Students who are forced to carry the weight for the whole group indeed grow frustrated. Consider this student's group experience: "I was forced to work with the group, at their pace, or face disciplinary actions. I found that if I disagreed with the group, I could not voice my opinion or I would quickly be hushed ... . The teachers were quick to 'correct' me and forced me to work only for my group as a whole."

What was this student learning from her cooperative learning experience? That she had to slow down the pace of her learning and that she could not challenge the group, or she would be punished. Although this is but one example, we have to ask: Are these the sorts of lessons we want our children to learn?

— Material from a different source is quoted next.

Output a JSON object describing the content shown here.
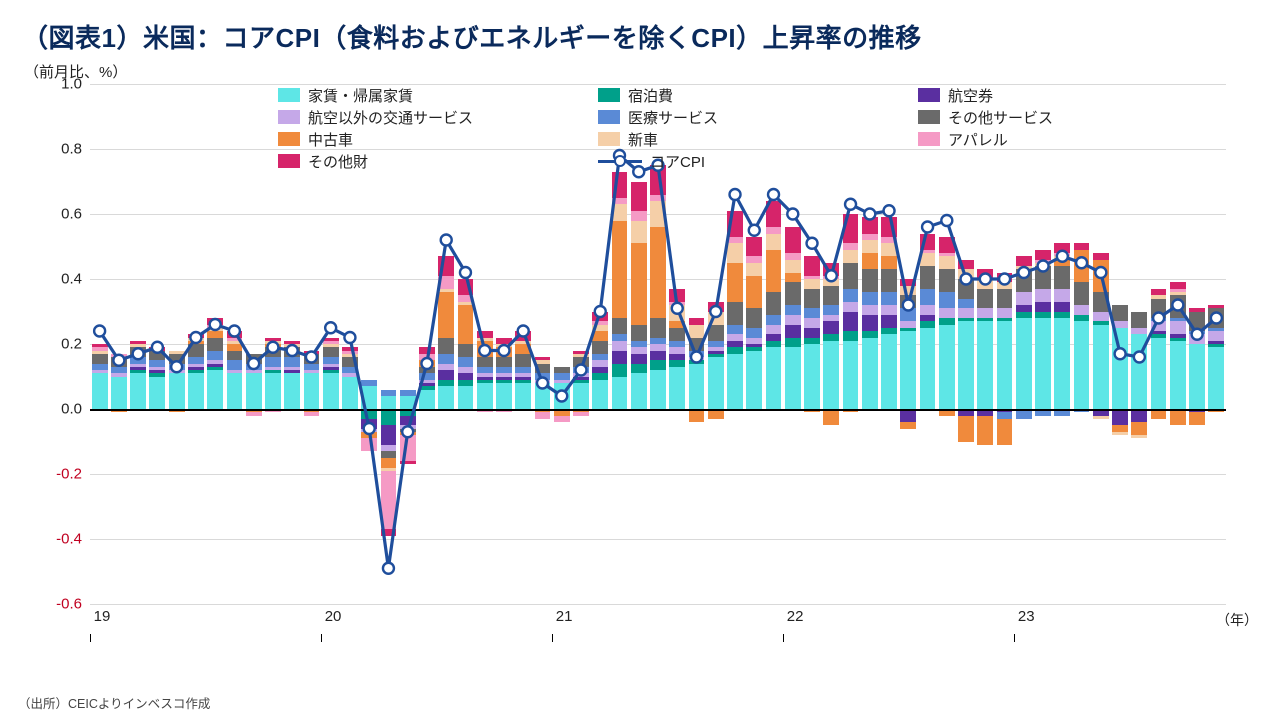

Prof. Marian Matthews (Study done with College students?) has conducted two extensive studies on the impact of cooperative learning groups and high ability students. She found that students "resent having to explain the material to students who won't listen to them." She states that high-ability or highly motivated students often find that they must "do all the work," resulting in negative attitudes toward other group members. However, when working in like-ability cooperative groups, such students tend to develop the positive attitudes and gain the social benefits attached to group interactions.

I have heard similar comments from parents from Minnesota and across the country as they have sent letters and e-mails in response to my book.

But perhaps some educators support this practice because they think there is clear and unequivocal evidence that it promotes higher levels of academic achievement. Unfortunately for them, recent data suggest that its overuse is having a detrimental effect on student learning, at least in math. The 2000 National Assessment of Education Progress assessed math achievement among American students in grades 4, 8 and 12. Students in grades 4 and 8 who worked in a group to solve their math problems on a daily or weekly basis posted lower math achievement than those who did so on a monthly basis. The report concludes that students "generally seem to perform best when certain classroom activities were engaged in on a moderate basis, rather than on a daily basis."

So can the effects of social loafing be eliminated, or at least controlled? Research from social psychologists and others indicates that when group members know that their work can be individually identified, social loafing is lessened. The reality of individual evaluation provides an incentive for individuals to strive for peak performance. The lesson here is that educators need to look outside of education to other fields if they truly want a full picture regarding educational issues.

Should cooperative learning be eliminated? No -- but neither should it be used indiscriminately and embraced as the "be-all" and "end-all" of educational strategies. This practice should be used in moderation, and with the expectation that all individuals will be held accountable for their performance.

Cheri Pierson Yecke, Minnesota's commissioner of education, is author of the book "The War Against Excellence" (2003, Praeger Publishers).